From MSN.com —
By Christine Williams —
In an effort to streamline the regulation that governs how retirement accounts can be used, the IRS has proposed a change for 403(b) plans — a type of workplace retirement plan use mostly by public and non-profit employees.
Employer-sponsored plans are powerful retirement tools and boast specific requirements regarding required minimum distributions and tax treatment that vary depending on the type of account. But soon your 403(b) may resemble the more-common 401(k). If you have a 403(b) retirement plan, you might need to change how you’ve planned for retirement and how your plan beneficiaries will receive their funds.

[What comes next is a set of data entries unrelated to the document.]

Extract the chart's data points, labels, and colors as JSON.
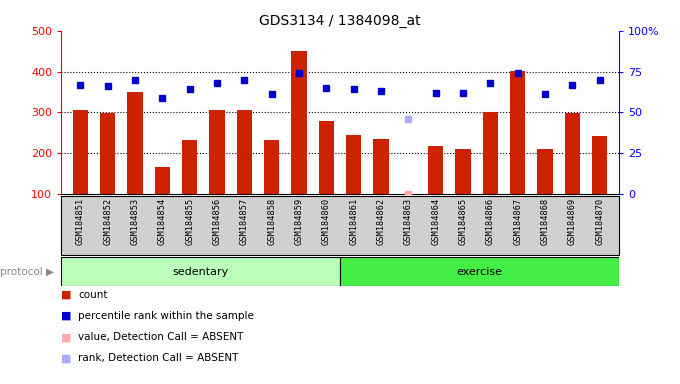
{
  "title": "GDS3134 / 1384098_at",
  "samples": [
    "GSM184851",
    "GSM184852",
    "GSM184853",
    "GSM184854",
    "GSM184855",
    "GSM184856",
    "GSM184857",
    "GSM184858",
    "GSM184859",
    "GSM184860",
    "GSM184861",
    "GSM184862",
    "GSM184863",
    "GSM184864",
    "GSM184865",
    "GSM184866",
    "GSM184867",
    "GSM184868",
    "GSM184869",
    "GSM184870"
  ],
  "counts": [
    305,
    298,
    350,
    165,
    232,
    305,
    305,
    232,
    450,
    278,
    245,
    235,
    100,
    218,
    211,
    300,
    402,
    211,
    298,
    243
  ],
  "percentile_ranks": [
    67,
    66,
    70,
    59,
    64,
    68,
    70,
    61,
    74,
    65,
    64,
    63,
    null,
    62,
    62,
    68,
    74,
    61,
    67,
    70
  ],
  "absent_value": [
    null,
    null,
    null,
    null,
    null,
    null,
    null,
    null,
    null,
    null,
    null,
    null,
    100,
    null,
    null,
    null,
    null,
    null,
    null,
    null
  ],
  "absent_rank": [
    null,
    null,
    null,
    null,
    null,
    null,
    null,
    null,
    null,
    null,
    null,
    null,
    46,
    null,
    null,
    null,
    null,
    null,
    null,
    null
  ],
  "sedentary_count": 10,
  "exercise_count": 10,
  "bar_color": "#cc2200",
  "dot_color": "#0000cc",
  "absent_value_color": "#ffaaaa",
  "absent_rank_color": "#aaaaff",
  "sedentary_color": "#bbffbb",
  "exercise_color": "#44ee44",
  "ylim_left": [
    100,
    500
  ],
  "ylim_right": [
    0,
    100
  ],
  "yticks_left": [
    100,
    200,
    300,
    400,
    500
  ],
  "yticks_right": [
    0,
    25,
    50,
    75,
    100
  ],
  "yticklabels_right": [
    "0",
    "25",
    "50",
    "75",
    "100%"
  ],
  "gridline_values": [
    200,
    300,
    400
  ],
  "xlabel_bg": "#d0d0d0",
  "legend_items": [
    {
      "color": "#cc2200",
      "label": "count"
    },
    {
      "color": "#0000cc",
      "label": "percentile rank within the sample"
    },
    {
      "color": "#ffaaaa",
      "label": "value, Detection Call = ABSENT"
    },
    {
      "color": "#aaaaff",
      "label": "rank, Detection Call = ABSENT"
    }
  ]
}
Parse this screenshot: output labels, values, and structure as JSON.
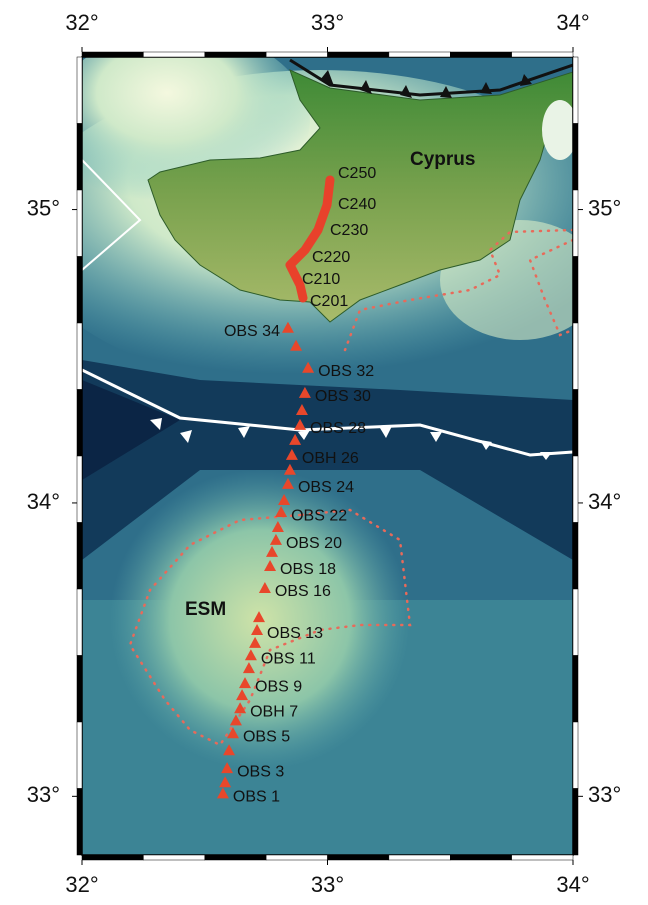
{
  "map": {
    "xlim": [
      32,
      34
    ],
    "ylim": [
      32.8,
      35.52
    ],
    "xticks": [
      {
        "value": 32,
        "label": "32°"
      },
      {
        "value": 33,
        "label": "33°"
      },
      {
        "value": 34,
        "label": "34°"
      }
    ],
    "yticks": [
      {
        "value": 33,
        "label": "33°"
      },
      {
        "value": 34,
        "label": "34°"
      },
      {
        "value": 35,
        "label": "35°"
      }
    ],
    "places": {
      "cyprus": "Cyprus",
      "esm": "ESM"
    },
    "profile_labels": [
      "C250",
      "C240",
      "C230",
      "C220",
      "C210",
      "C201"
    ],
    "station_color": "#e8472b",
    "stations": [
      {
        "label": "OBS 34",
        "lon": 32.839,
        "lat": 34.597
      },
      {
        "label": null,
        "lon": 32.872,
        "lat": 34.536
      },
      {
        "label": "OBS 32",
        "lon": 32.921,
        "lat": 34.461
      },
      {
        "label": "OBS 30",
        "lon": 32.908,
        "lat": 34.375
      },
      {
        "label": null,
        "lon": 32.896,
        "lat": 34.317
      },
      {
        "label": "OBS 28",
        "lon": 32.888,
        "lat": 34.266
      },
      {
        "label": null,
        "lon": 32.868,
        "lat": 34.215
      },
      {
        "label": "OBH 26",
        "lon": 32.855,
        "lat": 34.164
      },
      {
        "label": null,
        "lon": 32.847,
        "lat": 34.113
      },
      {
        "label": "OBS 24",
        "lon": 32.839,
        "lat": 34.065
      },
      {
        "label": null,
        "lon": 32.823,
        "lat": 34.01
      },
      {
        "label": "OBS 22",
        "lon": 32.811,
        "lat": 33.969
      },
      {
        "label": null,
        "lon": 32.798,
        "lat": 33.918
      },
      {
        "label": "OBS 20",
        "lon": 32.79,
        "lat": 33.874
      },
      {
        "label": null,
        "lon": 32.774,
        "lat": 33.833
      },
      {
        "label": "OBS 18",
        "lon": 32.766,
        "lat": 33.785
      },
      {
        "label": "OBS 16",
        "lon": 32.745,
        "lat": 33.71
      },
      {
        "label": null,
        "lon": 32.721,
        "lat": 33.611
      },
      {
        "label": "OBS 13",
        "lon": 32.713,
        "lat": 33.567
      },
      {
        "label": null,
        "lon": 32.705,
        "lat": 33.523
      },
      {
        "label": "OBS 11",
        "lon": 32.688,
        "lat": 33.481
      },
      {
        "label": null,
        "lon": 32.68,
        "lat": 33.437
      },
      {
        "label": "OBS 9",
        "lon": 32.664,
        "lat": 33.386
      },
      {
        "label": null,
        "lon": 32.652,
        "lat": 33.345
      },
      {
        "label": "OBH 7",
        "lon": 32.644,
        "lat": 33.3
      },
      {
        "label": null,
        "lon": 32.627,
        "lat": 33.259
      },
      {
        "label": "OBS 5",
        "lon": 32.615,
        "lat": 33.215
      },
      {
        "label": null,
        "lon": 32.599,
        "lat": 33.157
      },
      {
        "label": "OBS 3",
        "lon": 32.591,
        "lat": 33.096
      },
      {
        "label": null,
        "lon": 32.583,
        "lat": 33.048
      },
      {
        "label": "OBS 1",
        "lon": 32.574,
        "lat": 33.01
      }
    ]
  }
}
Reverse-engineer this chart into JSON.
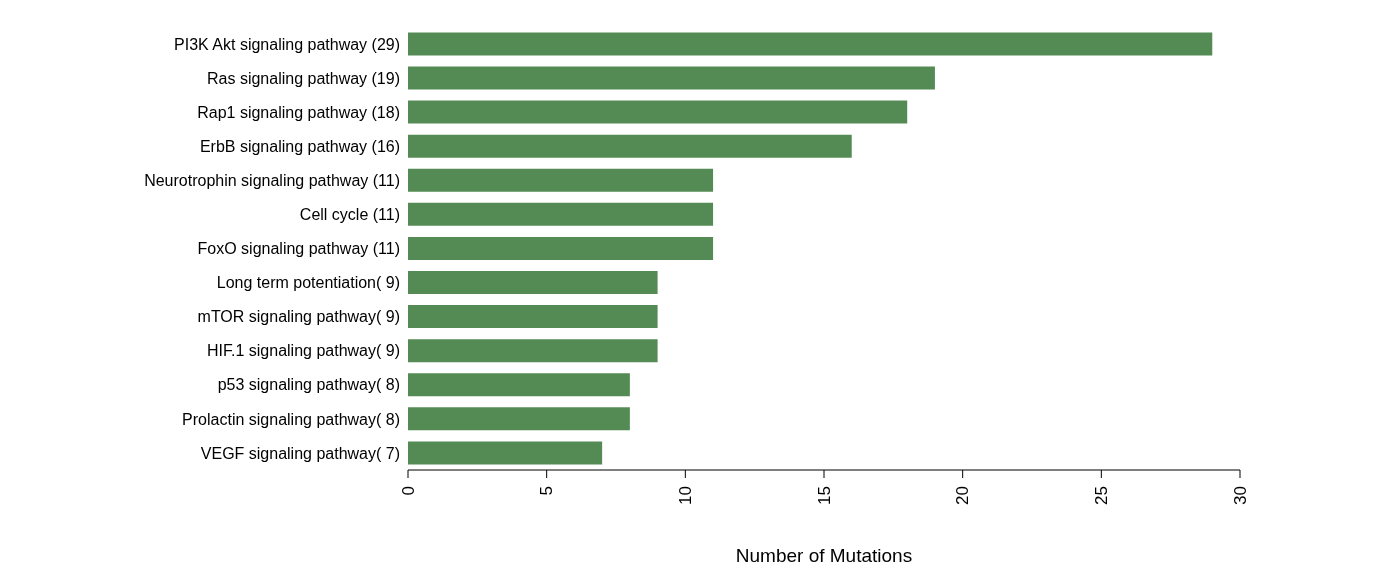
{
  "chart_data": {
    "type": "bar",
    "orientation": "horizontal",
    "xlabel": "Number of Mutations",
    "categories": [
      "PI3K Akt signaling pathway (29)",
      "Ras signaling pathway (19)",
      "Rap1 signaling pathway (18)",
      "ErbB signaling pathway (16)",
      "Neurotrophin signaling pathway (11)",
      "Cell cycle (11)",
      "FoxO signaling pathway (11)",
      "Long term potentiation( 9)",
      "mTOR signaling pathway( 9)",
      "HIF.1 signaling pathway( 9)",
      "p53 signaling pathway( 8)",
      "Prolactin signaling pathway( 8)",
      "VEGF signaling pathway( 7)"
    ],
    "values": [
      29,
      19,
      18,
      16,
      11,
      11,
      11,
      9,
      9,
      9,
      8,
      8,
      7
    ],
    "color": "#548b54",
    "xlim": [
      0,
      30
    ],
    "xticks": [
      0,
      5,
      10,
      15,
      20,
      25,
      30
    ],
    "grid": false,
    "legend": false
  }
}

Here’s what you need to know:
In accordance with the Setting Every Community Up for Retirement Enhancement (SECURE) Act of 2019, the IRS is proposing updates to the existing retirement plan code that governs required minimum distributions (RMDs).
Currently, 403(b) plans are still treated differently from 401(k) plans, with provisions that trigger special exemptions for the non-profit and service-sector organizations that sponsor these plans for their employees. The IRS historically treated 403(b) plans like individual retirement accounts (IRAs), not requiring account holders to withdraw all their funds over their lifetime and allowing savers to invest in a wide variety of financial products with tax-deferred dollars. However, with changes ushered in by the SECURE Act, both 401(k) plans and IRAs now require the participant to take minimum required distributions by age 72. Roth IRAs continue to be an exception.
In order to make 403(b) plans more like the other defined contribution plans, the IRS is proposing a new requirement: starting age 72, or upon retirement, account holders will be required to take minimum distributions based on published life expectancy guidelines. If the account owner passes away before the funds are fully distributed, the beneficiary must take all the funds within 10 years of the owner’s passing.
To align 403(b) plans with other employer-sponsored and individual retirement plans, the IRS is proposing changes to rules governing RMDs. Going forward, any non-profit sponsoring a 403(b) plan for their employees must take RMDs or risk employees paying a hefty tax penalty on the balance not withdrawn.
The National Law Review notes that the proposed changes appear to pose both administrative and legal challenges. 403(b) plans can be invested in a variety of funds, including both group and individual annuity contracts, and so the requirement to take RMDs could create contractual issues.
For example, employers are not involved in the administration of individual 403(b) contracts, and so their ability to take RMDs would be substantially limited, potentially violating the new rule from the very beginning. Even more unclear, in order to partake in safe harbor exemptions, regulation limits employer involvement in retirement plans to specific activities. If the proposed IRS rule goes into effect and employers must then actively negotiate with providers to administer RMDs for participants, this could be a violation of those requirements and inadvertently subject employers to regulation and reporting from which they were previously exempt.
As a result, employees may not know if or when they may be required to take distributions from their 403(b) plans. The IRS directs plan sponsors to administer RMDs, but ultimately it is the participant’s responsibility to ensure accurate and timely withdrawals. If the participants do not take distributions as required, they may end up owing as much as 50% of their calculated RMD in taxes.
Bottom line for 403(b) plan holders
The IRS is proposing a new rule to require 403(b) plan participants to take RMDs. The proposed changes may cause administrative and legal difficulties, especially with regard to ERISA-exempt regulations. Penalties for failing to take RMDs can be harsh, so understanding what rules apply to you as a 403(b) plan participant is important.